The CFPB said the rescission of Chopra's interpretive rule does not affect the ability of states to undertake independent enforcement, but only when the CFPB has not initiated its own action against a financial firm. 

The Trump administration's general policy at the CFPB is "to reduce regulatory and compliance burdens, and to eliminate wasteful, duplicative, and unnecessary regulatory and enforcement activity," Vought wrote. "Interpreting section 1042 to permit states and the bureau to take parallel enforcement actions against the 'same entity' is out of step with this policy."

Specifically, section 1042 of the Consumer Financial Protection Act empowers state attorneys general and other state regulators to protect consumers from "unfair, deceptive or abusive acts or practices," known as UDAAP. Banks and financial institutions have long claimed that UDAAP violations are subjective and have the potential for inconsistent interpretations. 

The rescission walks back Chopra's 2022 interpretive rule which said states could also use section 1042 to enforce other federal consumer financial laws, an aggressive by the CFPB that was looking to deputize states into broader enforcement of federal law.

"The rescission narrows the interpretation of how broadly the Section 1042 authority can be used, not the statute itself," Pompan said. "It certainly walks back the CFPB's prior blessings for state enforcement through section 1042 of the CFPA." 

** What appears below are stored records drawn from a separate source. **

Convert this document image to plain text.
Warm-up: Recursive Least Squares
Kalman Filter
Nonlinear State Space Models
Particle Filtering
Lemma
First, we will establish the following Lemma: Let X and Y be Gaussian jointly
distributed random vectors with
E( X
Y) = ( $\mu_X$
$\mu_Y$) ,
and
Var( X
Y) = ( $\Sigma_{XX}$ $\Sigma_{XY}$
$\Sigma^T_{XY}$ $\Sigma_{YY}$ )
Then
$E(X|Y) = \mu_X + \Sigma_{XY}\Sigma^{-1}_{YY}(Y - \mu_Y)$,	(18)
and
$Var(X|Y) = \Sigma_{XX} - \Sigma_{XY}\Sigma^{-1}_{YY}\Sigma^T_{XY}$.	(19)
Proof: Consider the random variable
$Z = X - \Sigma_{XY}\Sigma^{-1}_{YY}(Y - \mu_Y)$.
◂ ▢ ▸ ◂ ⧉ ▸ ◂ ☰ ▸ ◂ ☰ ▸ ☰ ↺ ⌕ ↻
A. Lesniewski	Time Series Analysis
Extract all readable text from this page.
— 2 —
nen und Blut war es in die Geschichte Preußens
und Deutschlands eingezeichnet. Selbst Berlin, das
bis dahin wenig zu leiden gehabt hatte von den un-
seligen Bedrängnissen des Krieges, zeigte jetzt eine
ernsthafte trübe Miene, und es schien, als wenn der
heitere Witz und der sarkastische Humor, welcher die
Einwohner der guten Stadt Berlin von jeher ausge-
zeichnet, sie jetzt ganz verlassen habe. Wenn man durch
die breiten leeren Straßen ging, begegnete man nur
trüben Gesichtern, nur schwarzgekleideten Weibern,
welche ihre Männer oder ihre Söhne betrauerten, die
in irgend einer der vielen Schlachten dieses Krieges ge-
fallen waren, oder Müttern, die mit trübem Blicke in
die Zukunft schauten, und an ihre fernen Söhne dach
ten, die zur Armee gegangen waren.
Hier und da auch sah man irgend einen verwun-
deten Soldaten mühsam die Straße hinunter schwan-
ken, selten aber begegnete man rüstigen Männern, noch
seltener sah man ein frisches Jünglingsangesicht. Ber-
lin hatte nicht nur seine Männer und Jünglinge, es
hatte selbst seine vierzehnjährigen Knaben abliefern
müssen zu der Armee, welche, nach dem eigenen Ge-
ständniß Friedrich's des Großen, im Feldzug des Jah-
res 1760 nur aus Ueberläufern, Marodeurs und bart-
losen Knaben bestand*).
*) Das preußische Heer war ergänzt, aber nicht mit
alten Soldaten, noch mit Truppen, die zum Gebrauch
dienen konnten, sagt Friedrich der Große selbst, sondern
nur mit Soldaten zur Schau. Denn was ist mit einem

In the past, the CFPB relied on Chevron deference, a legal principle that dictated that federal courts should generally defer to federal agencies on the reasonable interpretations of statutes when a law's meaning is ambiguous. Last year, the conservative Supreme Court ended Chevron deference, which now makes it easier for state attorneys general to challenge rules they oppose and introduces more uncertainty for banks.

Before Chopra was fired by President Trump in February, he published a blueprint for states in a report titled "Strengthening State-Level Consumer Protections." The document outlined how states could enhance consumer financial protections on their own.